Microphone Input (Audio)


Speech Recognition (ASR)


Text Output (Transcript)


Natural Language Understanding (NLU)

├── Extract Intent
├── Extract Entities
└── Context Processing


Dialogue Manager / Decision Logic


Robot Action / Response

🎯 4. Integration in Robots

Steps:

  1. Audio Input: Capture voice using a microphone array.
  2. ASR Module: Convert speech to text in real-time.
  3. NLU Module: Analyze text, extract commands and intent.
  4. Decision / Dialogue Manager: Determine robot response.
  5. Action Execution: Robot moves, speaks, or interacts accordingly.

Example Commands:

  • “Pick up the red box” → Robot picks object.
  • “Move to the left” → Robot navigates left.
  • “Tell me the temperature” → Robot speaks sensor reading.

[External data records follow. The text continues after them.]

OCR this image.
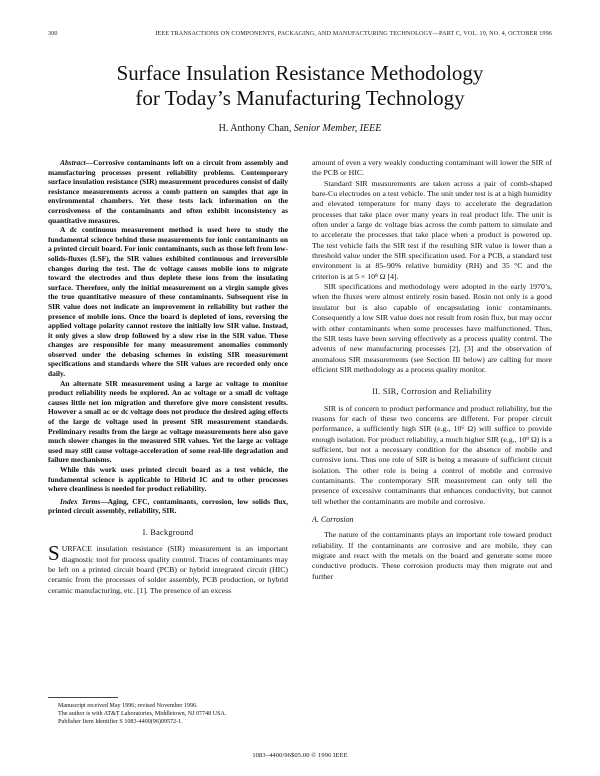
300	IEEE TRANSACTIONS ON COMPONENTS, PACKAGING, AND MANUFACTURING TECHNOLOGY—PART C, VOL. 19, NO. 4, OCTOBER 1996
Surface Insulation Resistance Methodology
for Today’s Manufacturing Technology
H. Anthony Chan, Senior Member, IEEE

Abstract—Corrosive contaminants left on a circuit from assembly and manufacturing processes present reliability problems. Contemporary surface insulation resistance (SIR) measurement procedures consist of daily resistance measurements across a comb pattern on samples that age in environmental chambers. Yet these tests lack information on the corrosiveness of the contaminants and often exhibit inconsistency as quantitative measures.

A dc continuous measurement method is used here to study the fundamental science behind these measurements for ionic contaminants on a printed circuit board. For ionic contaminants, such as those left from low-solids-fluxes (LSF), the SIR values exhibited continuous and irreversible changes during the test. The dc voltage causes mobile ions to migrate toward the electrodes and thus deplete these ions from the insulating surface. Therefore, only the initial measurement on a virgin sample gives the true quantitative measure of these contaminants. Subsequent rise in SIR value does not indicate an improvement in reliability but rather the presence of mobile ions. Once the board is depleted of ions, reversing the applied voltage polarity cannot restore the initially low SIR value. Instead, it only gives a slow drop followed by a slow rise in the SIR value. These changes are responsible for many measurement anomalies commonly observed under the debasing schemes in existing SIR measurement specifications and standards where the SIR values are recorded only once daily.

An alternate SIR measurement using a large ac voltage to monitor product reliability needs be explored. An ac voltage or a small dc voltage causes little net ion migration and therefore give more consistent results. However a small ac or dc voltage does not produce the desired aging effects of the large dc voltage used in present SIR measurement standards. Preliminary results from the large ac voltage measurements here also gave much slower changes in the measured SIR values. Yet the large ac voltage used may still cause voltage-acceleration of some real-life degradation and failure mechanisms.

While this work uses printed circuit board as a test vehicle, the fundamental science is applicable to Hibrid IC and to other processes where cleanliness is needed for product reliability.

Index Terms—Aging, CFC, contaminants, corrosion, low solids flux, printed circuit assembly, reliability, SIR.

I. Background

SURFACE insulation resistance (SIR) measurement is an important diagnostic tool for process quality control. Traces of contaminants may be left on a printed circuit board (PCB) or hybrid integrated circuit (HIC) ceramic from the processes of solder assembly, PCB production, or hybrid ceramic manufacturing, etc. [1]. The presence of an excess

amount of even a very weakly conducting contaminant will lower the SIR of the PCB or HIC.

Standard SIR measurements are taken across a pair of comb-shaped bare-Cu electrodes on a test vehicle. The unit under test is at a high humidity and elevated temperature for many days to accelerate the degradation processes that take place over many years in real product life. The unit is often under a large dc voltage bias across the comb pattern to simulate and to accelerate the processes that take place when a product is powered up. The test vehicle fails the SIR test if the resulting SIR value is lower than a threshold value under the SIR specification used. For a PCB, a standard test environment is at 85–90% relative humidity (RH) and 35 °C and the criterion is at 5 × 10⁸ Ω [4].

SIR specifications and methodology were adopted in the early 1970’s, when the fluxes were almost entirely rosin based. Rosin not only is a good insulator but is also capable of encapsulating ionic contaminants. Consequently a low SIR value does not result from rosin flux, but may occur with other contaminants when some processes have malfunctioned. Thus, the SIR tests have been serving effectively as a process quality control. The advents of new manufacturing processes [2], [3] and the observation of anomalous SIR measurements (see Section III below) are calling for more efficient SIR methodology as a process quality monitor.

II. SIR, Corrosion and Reliability

SIR is of concern to product performance and product reliability, but the reasons for each of these two concerns are different. For proper circuit performance, a sufficiently high SIR (e.g., 10⁶ Ω) will suffice to provide enough isolation. For product reliability, a much higher SIR (e.g., 10⁹ Ω) is a sufficient, but not a necessary condition for the absence of mobile and corrosive ions. Thus one role of SIR is being a measure of sufficient circuit isolation. The other role is being a control of mobile and corrosive contaminants. The contemporary SIR measurement can only tell the presence of excessive contaminants that enhances conductivity, but cannot tell whether the contaminants are mobile and corrosive.

A. Corrosion

The nature of the contaminants plays an important role toward product reliability. If the contaminants are corrosive and are mobile, they can migrate and react with the metals on the board and generate some more conductive products. These corrosion products may then migrate out and further

Manuscript received May 1996; revised November 1996.
The author is with AT&T Laboratories, Middletown, NJ 07748 USA.
Publisher Item Identifier S 1083-4400(96)09572-1.
1083–4400/96$05.00 © 1996 IEEE
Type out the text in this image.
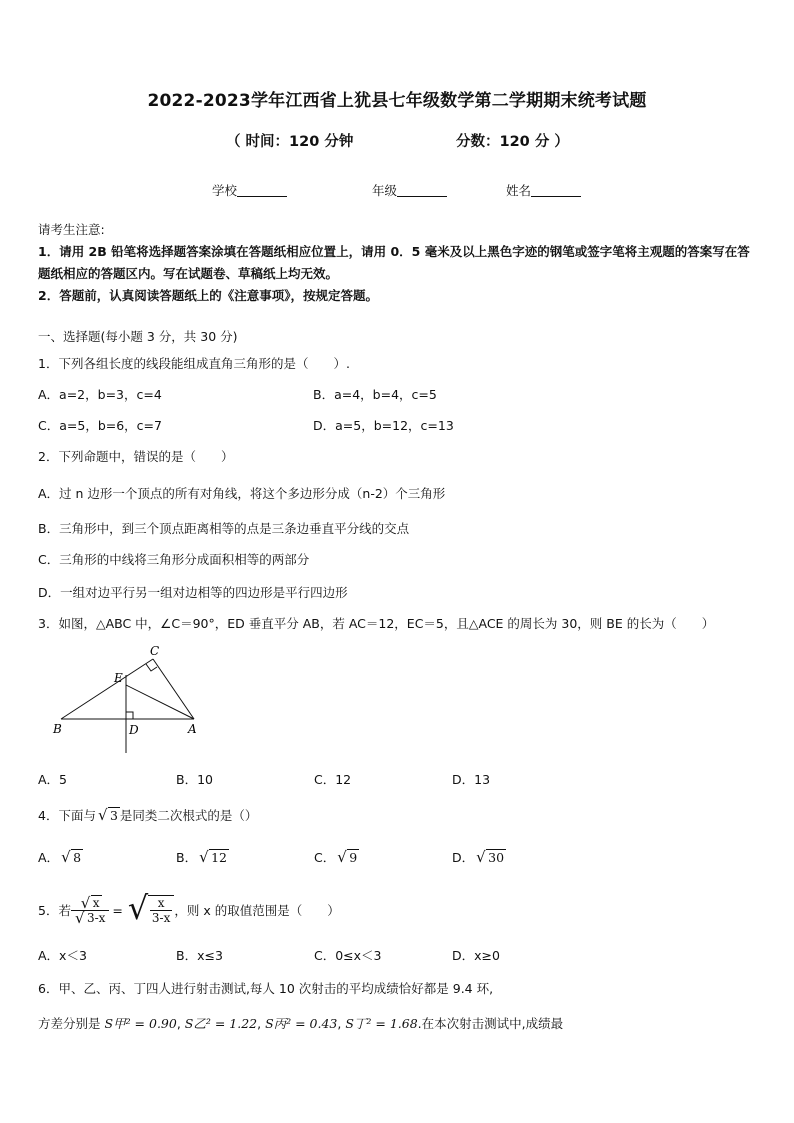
2022-2023学年江西省上犹县七年级数学第二学期期末统考试题
（ 时间：120 分钟	分数：120 分 ）
学校	年级	姓名
请考生注意:
1．请用 2B 铅笔将选择题答案涂填在答题纸相应位置上，请用 0．5 毫米及以上黑色字迹的钢笔或签字笔将主观题的答案写在答题纸相应的答题区内。写在试题卷、草稿纸上均无效。
2．答题前，认真阅读答题纸上的《注意事项》，按规定答题。
一、选择题(每小题 3 分，共 30 分)
1．下列各组长度的线段能组成直角三角形的是（　　）.
A．a=2，b=3，c=4	B．a=4，b=4，c=5
C．a=5，b=6，c=7	D．a=5，b=12，c=13
2．下列命题中，错误的是（　　）
A．过 n 边形一个顶点的所有对角线，将这个多边形分成（n-2）个三角形
B．三角形中，到三个顶点距离相等的点是三条边垂直平分线的交点
C．三角形的中线将三角形分成面积相等的两部分
D．一组对边平行另一组对边相等的四边形是平行四边形
3．如图，△ABC 中，∠C＝90°，ED 垂直平分 AB，若 AC＝12，EC＝5，且△ACE 的周长为 30，则 BE 的长为（　　）
B	A
C
E
D
A．5	B．10	C．12	D．13
4．下面与 √ 3 是同类二次根式的是（）
A． √ 8	B． √ 12	C． √ 9	D． √ 30
5．若 $\frac{√ x}{√ 3-x}$ = √ $\frac{x}{3-x}$ ，则 x 的取值范围是（　　）
A．x＜3	B．x≤3	C．0≤x＜3	D．x≥0
6．甲、乙、丙、丁四人进行射击测试,每人 10 次射击的平均成绩恰好都是 9.4 环,
方差分别是 S甲² = 0.90, S乙² = 1.22, S丙² = 0.43, S丁² = 1.68.在本次射击测试中,成绩最
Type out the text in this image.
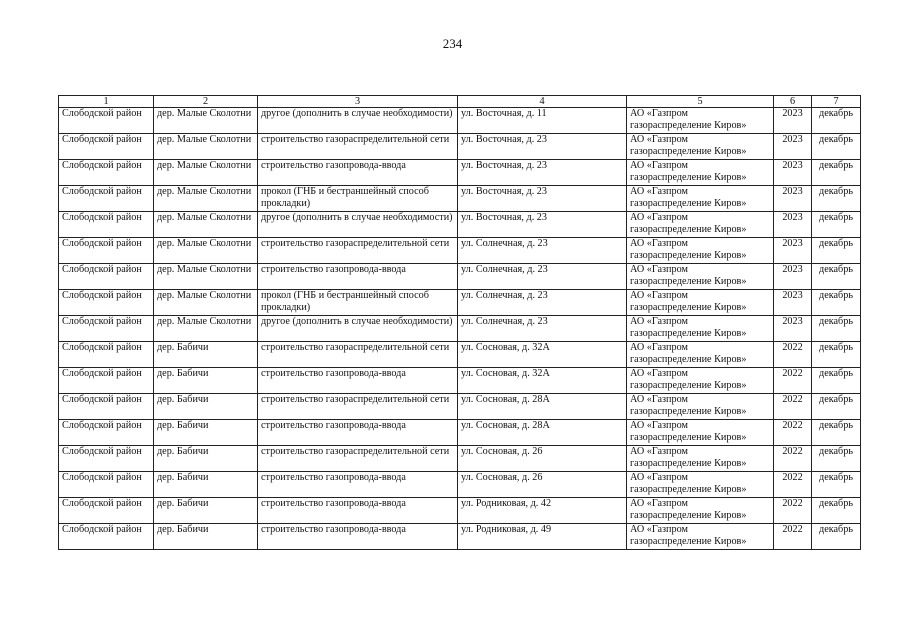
234
1	2	3	4	5	6	7
Слободской район	дер. Малые Сколотни	другое (дополнить в случае необходимости)	ул. Восточная, д. 11	АО «Газпром газораспределение Киров»	2023	декабрь
Слободской район	дер. Малые Сколотни	строительство газораспределительной сети	ул. Восточная, д. 23	АО «Газпром газораспределение Киров»	2023	декабрь
Слободской район	дер. Малые Сколотни	строительство газопровода-ввода	ул. Восточная, д. 23	АО «Газпром газораспределение Киров»	2023	декабрь
Слободской район	дер. Малые Сколотни	прокол (ГНБ и бестраншейный способ прокладки)	ул. Восточная, д. 23	АО «Газпром газораспределение Киров»	2023	декабрь
Слободской район	дер. Малые Сколотни	другое (дополнить в случае необходимости)	ул. Восточная, д. 23	АО «Газпром газораспределение Киров»	2023	декабрь
Слободской район	дер. Малые Сколотни	строительство газораспределительной сети	ул. Солнечная, д. 23	АО «Газпром газораспределение Киров»	2023	декабрь
Слободской район	дер. Малые Сколотни	строительство газопровода-ввода	ул. Солнечная, д. 23	АО «Газпром газораспределение Киров»	2023	декабрь
Слободской район	дер. Малые Сколотни	прокол (ГНБ и бестраншейный способ прокладки)	ул. Солнечная, д. 23	АО «Газпром газораспределение Киров»	2023	декабрь
Слободской район	дер. Малые Сколотни	другое (дополнить в случае необходимости)	ул. Солнечная, д. 23	АО «Газпром газораспределение Киров»	2023	декабрь
Слободской район	дер. Бабичи	строительство газораспределительной сети	ул. Сосновая, д. 32А	АО «Газпром газораспределение Киров»	2022	декабрь
Слободской район	дер. Бабичи	строительство газопровода-ввода	ул. Сосновая, д. 32А	АО «Газпром газораспределение Киров»	2022	декабрь
Слободской район	дер. Бабичи	строительство газораспределительной сети	ул. Сосновая, д. 28А	АО «Газпром газораспределение Киров»	2022	декабрь
Слободской район	дер. Бабичи	строительство газопровода-ввода	ул. Сосновая, д. 28А	АО «Газпром газораспределение Киров»	2022	декабрь
Слободской район	дер. Бабичи	строительство газораспределительной сети	ул. Сосновая, д. 26	АО «Газпром газораспределение Киров»	2022	декабрь
Слободской район	дер. Бабичи	строительство газопровода-ввода	ул. Сосновая, д. 26	АО «Газпром газораспределение Киров»	2022	декабрь
Слободской район	дер. Бабичи	строительство газопровода-ввода	ул. Родниковая, д. 42	АО «Газпром газораспределение Киров»	2022	декабрь
Слободской район	дер. Бабичи	строительство газопровода-ввода	ул. Родниковая, д. 49	АО «Газпром газораспределение Киров»	2022	декабрь
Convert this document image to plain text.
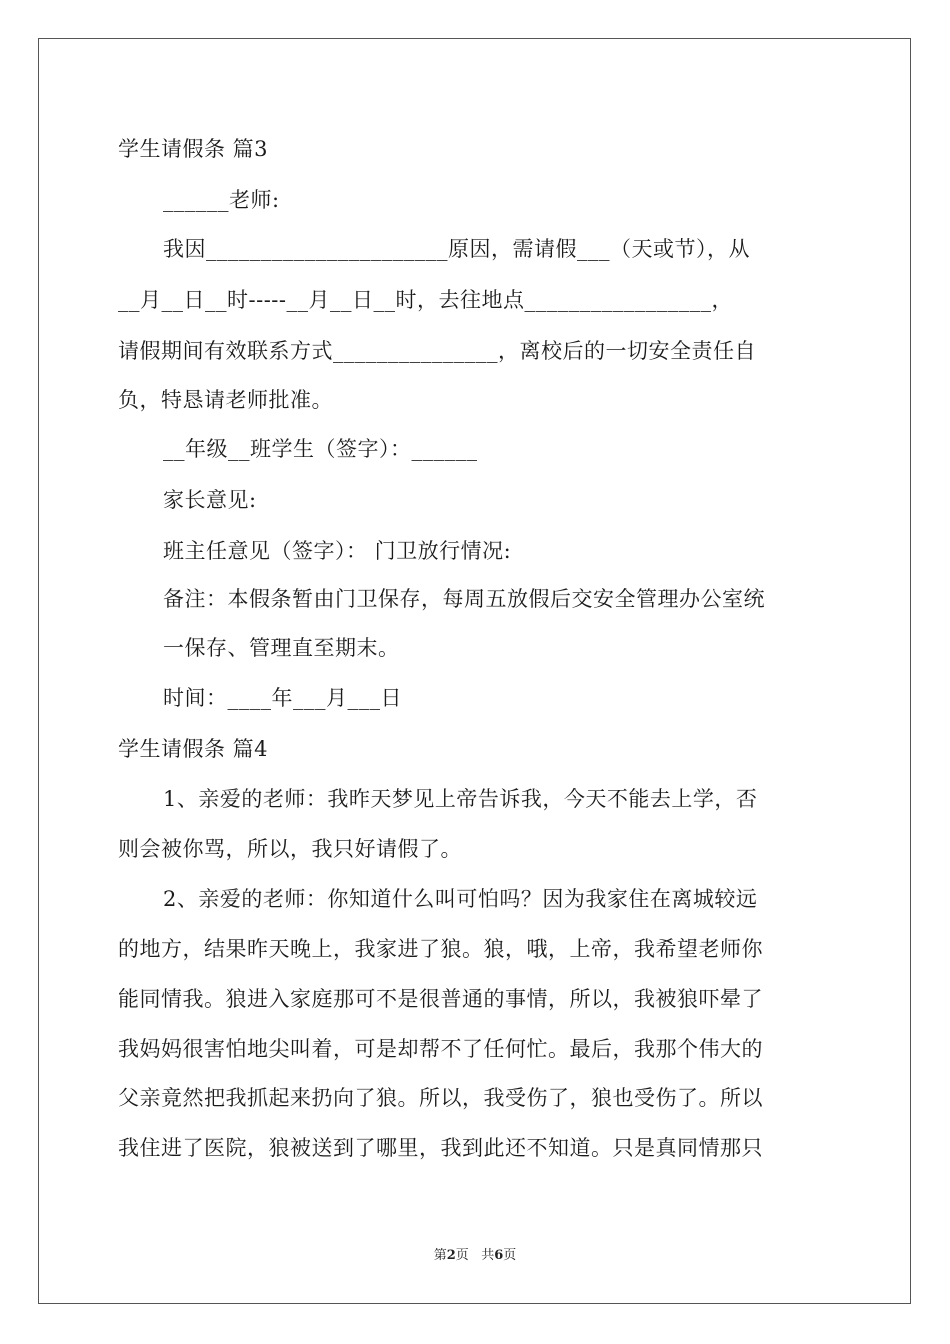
学生请假条 篇3
______老师:
我因______________________原因，需请假___（天或节），从
__月__日__时-----__月__日__时，去往地点_________________，
请假期间有效联系方式_______________，离校后的一切安全责任自
负，特恳请老师批准。
__年级__班学生（签字）：______
家长意见:
班主任意见（签字）： 门卫放行情况:
备注：本假条暂由门卫保存，每周五放假后交安全管理办公室统
一保存、管理直至期末。
时间：____年___月___日
学生请假条 篇4
1、亲爱的老师：我昨天梦见上帝告诉我，今天不能去上学，否
则会被你骂，所以，我只好请假了。
2、亲爱的老师：你知道什么叫可怕吗？因为我家住在离城较远
的地方，结果昨天晚上，我家进了狼。狼，哦，上帝，我希望老师你
能同情我。狼进入家庭那可不是很普通的事情，所以，我被狼吓晕了
我妈妈很害怕地尖叫着，可是却帮不了任何忙。最后，我那个伟大的
父亲竟然把我抓起来扔向了狼。所以，我受伤了，狼也受伤了。所以
我住进了医院，狼被送到了哪里，我到此还不知道。只是真同情那只
第2页 共6页
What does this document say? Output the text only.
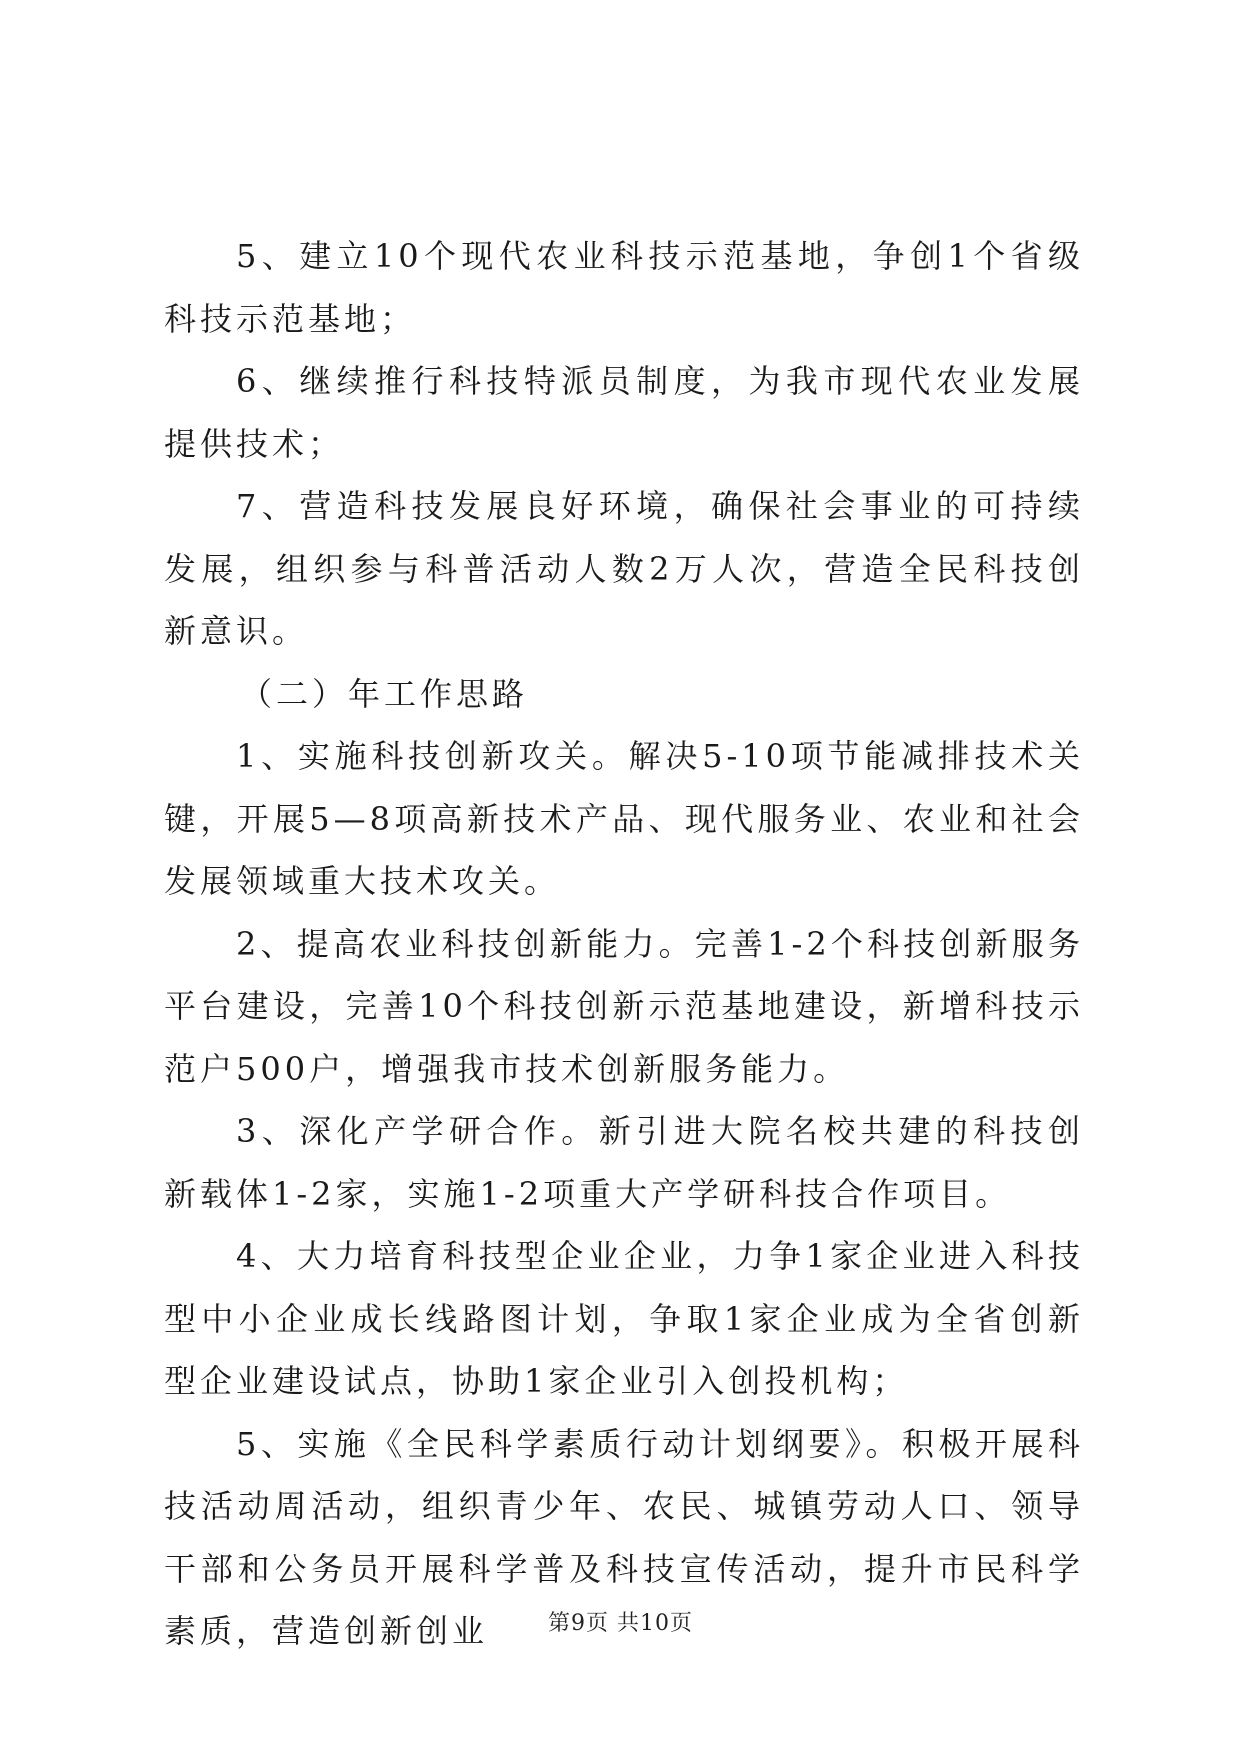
5、建立10个现代农业科技示范基地，争创1个省级科技示范基地；

6、继续推行科技特派员制度，为我市现代农业发展提供技术；

7、营造科技发展良好环境，确保社会事业的可持续发展，组织参与科普活动人数2万人次，营造全民科技创新意识。

（二）年工作思路

1、实施科技创新攻关。解决5-10项节能减排技术关键，开展5—8项高新技术产品、现代服务业、农业和社会发展领域重大技术攻关。

2、提高农业科技创新能力。完善1-2个科技创新服务平台建设，完善10个科技创新示范基地建设，新增科技示范户500户，增强我市技术创新服务能力。

3、深化产学研合作。新引进大院名校共建的科技创新载体1-2家，实施1-2项重大产学研科技合作项目。

4、大力培育科技型企业企业，力争1家企业进入科技型中小企业成长线路图计划，争取1家企业成为全省创新型企业建设试点，协助1家企业引入创投机构；

5、实施《全民科学素质行动计划纲要》。积极开展科技活动周活动，组织青少年、农民、城镇劳动人口、领导干部和公务员开展科学普及科技宣传活动，提升市民科学素质，营造创新创业	第9页 共10页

🧩 5. Python Example using SpeechRecognition + Rasa NLU

import speech_recognition as sr
from rasa_nlu.model import Interpreter

# Initialize recognizer
recognizer = sr.Recognizer()

# Load Rasa NLU interpreter
interpreter = Interpreter.load("models/nlu")

# Capture audio
with sr.Microphone() as source:
print("Say something:")
audio = recognizer.listen(source)
text = recognizer.recognize_google(audio)
print("You said:", text)

# NLU processing
result = interpreter.parse(text)
print("Intent:", result['intent'])
print("Entities:", result['entities'])

🏭 6. Real-World Applications

  • Home assistant robots (Alexa, Google Home)
  • Customer service robots
  • Elderly care robots
  • Educational robots
  • Industrial voice-controlled machines

📝 7. Self Assignment

Tasks:

  1. Set up a microphone input in Python.
  2. Use Google Speech-to-Text API to transcribe speech.
  3. Install Rasa NLU and create basic intents (greet, move, pick).
  4. Connect ASR output to Rasa NLU to detect intent.
  5. Print detected intent and entities for 5 sample voice commands.

8. MCQs (Multiple Choice Questions)

Q1. ASR stands for?

A. Automatic Speech Recognition
B. Artificial Syntax Response
C. Audio Signal Relay
D. Automated System Robot

Q2. NLU extracts?

A. Intent and entities
B. Only grammar
C. File formats
D. Hardware signals

Q3. Which Python library can capture audio?

A. speech_recognition
B. numpy
C. matplotlib
D. pandas

Q4. Dialogue manager in robots decides?

A. Hardware maintenance
B. Robot actions / responses
C. WiFi settings
D. Camera resolution

Q5. Intent classification in NLU does?

A. Translates audio to text
B. Determines user’s goal from text
C. Captures images
D. Measures distance


Correct Answers

  1. A – Automatic Speech Recognition
  2. A – Intent and entities
  3. A – speech_recognition
  4. B – Robot actions / responses
  5. B – Determines user’s goal from text

This completes the Speech Recognition & NLU chapter for Conversational Robotics.